Incidentally, the fact that mRNA is such an unstable molecule is thought to be one of the reasons it’s safe. Our cells break down mRNA within a few days of receiving a vaccine, and the spike protein may remain for a few weeks before breaking down. All that remains after the spike protein breaks down are the antibodies we built and the memory-B cells that are prepared to fight the virus if the spike protein returns.
mRNA vaccines over time
The first mRNA vaccine tested in mice in the 1990s targeted the flu virus. Technological advances led to an mRNA vaccine for rabies that were tested in humans for the first time in 2013. mRNA vaccines have also been developed for the Ebola and Zika viruses, although these have not yet been approved by the FDA.

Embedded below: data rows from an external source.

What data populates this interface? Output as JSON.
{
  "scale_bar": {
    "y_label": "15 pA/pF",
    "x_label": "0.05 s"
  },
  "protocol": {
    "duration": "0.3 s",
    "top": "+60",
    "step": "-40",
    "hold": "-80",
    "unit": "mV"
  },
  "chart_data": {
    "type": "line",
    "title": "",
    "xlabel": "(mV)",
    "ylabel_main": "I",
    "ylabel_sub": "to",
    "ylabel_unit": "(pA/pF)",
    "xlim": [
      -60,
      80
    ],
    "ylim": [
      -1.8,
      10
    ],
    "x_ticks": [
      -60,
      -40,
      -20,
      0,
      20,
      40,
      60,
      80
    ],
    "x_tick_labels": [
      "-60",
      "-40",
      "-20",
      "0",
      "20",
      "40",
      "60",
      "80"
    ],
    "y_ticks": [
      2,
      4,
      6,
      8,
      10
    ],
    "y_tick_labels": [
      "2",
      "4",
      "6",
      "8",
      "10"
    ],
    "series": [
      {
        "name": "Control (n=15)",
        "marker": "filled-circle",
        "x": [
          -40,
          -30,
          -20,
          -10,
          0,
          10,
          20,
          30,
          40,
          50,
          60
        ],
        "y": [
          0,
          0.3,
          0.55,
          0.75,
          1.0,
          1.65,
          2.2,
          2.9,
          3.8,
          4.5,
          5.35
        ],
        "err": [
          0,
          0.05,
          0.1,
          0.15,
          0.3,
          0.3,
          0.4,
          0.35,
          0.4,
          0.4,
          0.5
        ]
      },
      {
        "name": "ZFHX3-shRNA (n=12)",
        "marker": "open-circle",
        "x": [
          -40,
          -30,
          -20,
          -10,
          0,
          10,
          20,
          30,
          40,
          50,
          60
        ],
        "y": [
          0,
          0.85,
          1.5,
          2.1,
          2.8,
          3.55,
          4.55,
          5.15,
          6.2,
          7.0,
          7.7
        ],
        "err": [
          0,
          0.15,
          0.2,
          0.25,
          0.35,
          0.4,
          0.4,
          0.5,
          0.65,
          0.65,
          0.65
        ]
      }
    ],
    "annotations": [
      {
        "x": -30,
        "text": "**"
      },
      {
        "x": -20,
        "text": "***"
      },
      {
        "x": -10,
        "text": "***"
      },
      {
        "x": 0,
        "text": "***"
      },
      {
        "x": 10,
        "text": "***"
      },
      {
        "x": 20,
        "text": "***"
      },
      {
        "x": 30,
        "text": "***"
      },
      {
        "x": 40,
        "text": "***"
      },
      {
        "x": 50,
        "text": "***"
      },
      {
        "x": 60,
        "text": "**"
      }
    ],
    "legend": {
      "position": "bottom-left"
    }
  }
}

Moderna, a young company whose name is a combination of “modified” and “RNA,” had an mRNA flu vaccine in clinical trials in 2015. That vaccine has not yet been approved by the FDA. It wasn’t until December 2020, less than a year into the COVID-19 pandemic, that an mRNA vaccine became available for use in the United States.
As the pandemic has evolved, the virus that causes COVID-19 has rapidly mutated to evade the immunity we get from infections and vaccines, regardless of whether it’s an mRNA vaccine or not. The Omicron spike protein alone has 30 mutations since the vaccines were first developed to combat the original virus strain.
It’s not yet known what variant will be predominant in the coming months. Nor do we know how effective a modified bivalent vaccine targeting Omicron BA.4/BA.5 will be. But the potential for updating a vaccine and making it available within a few months is an amazing accomplishment of modern science.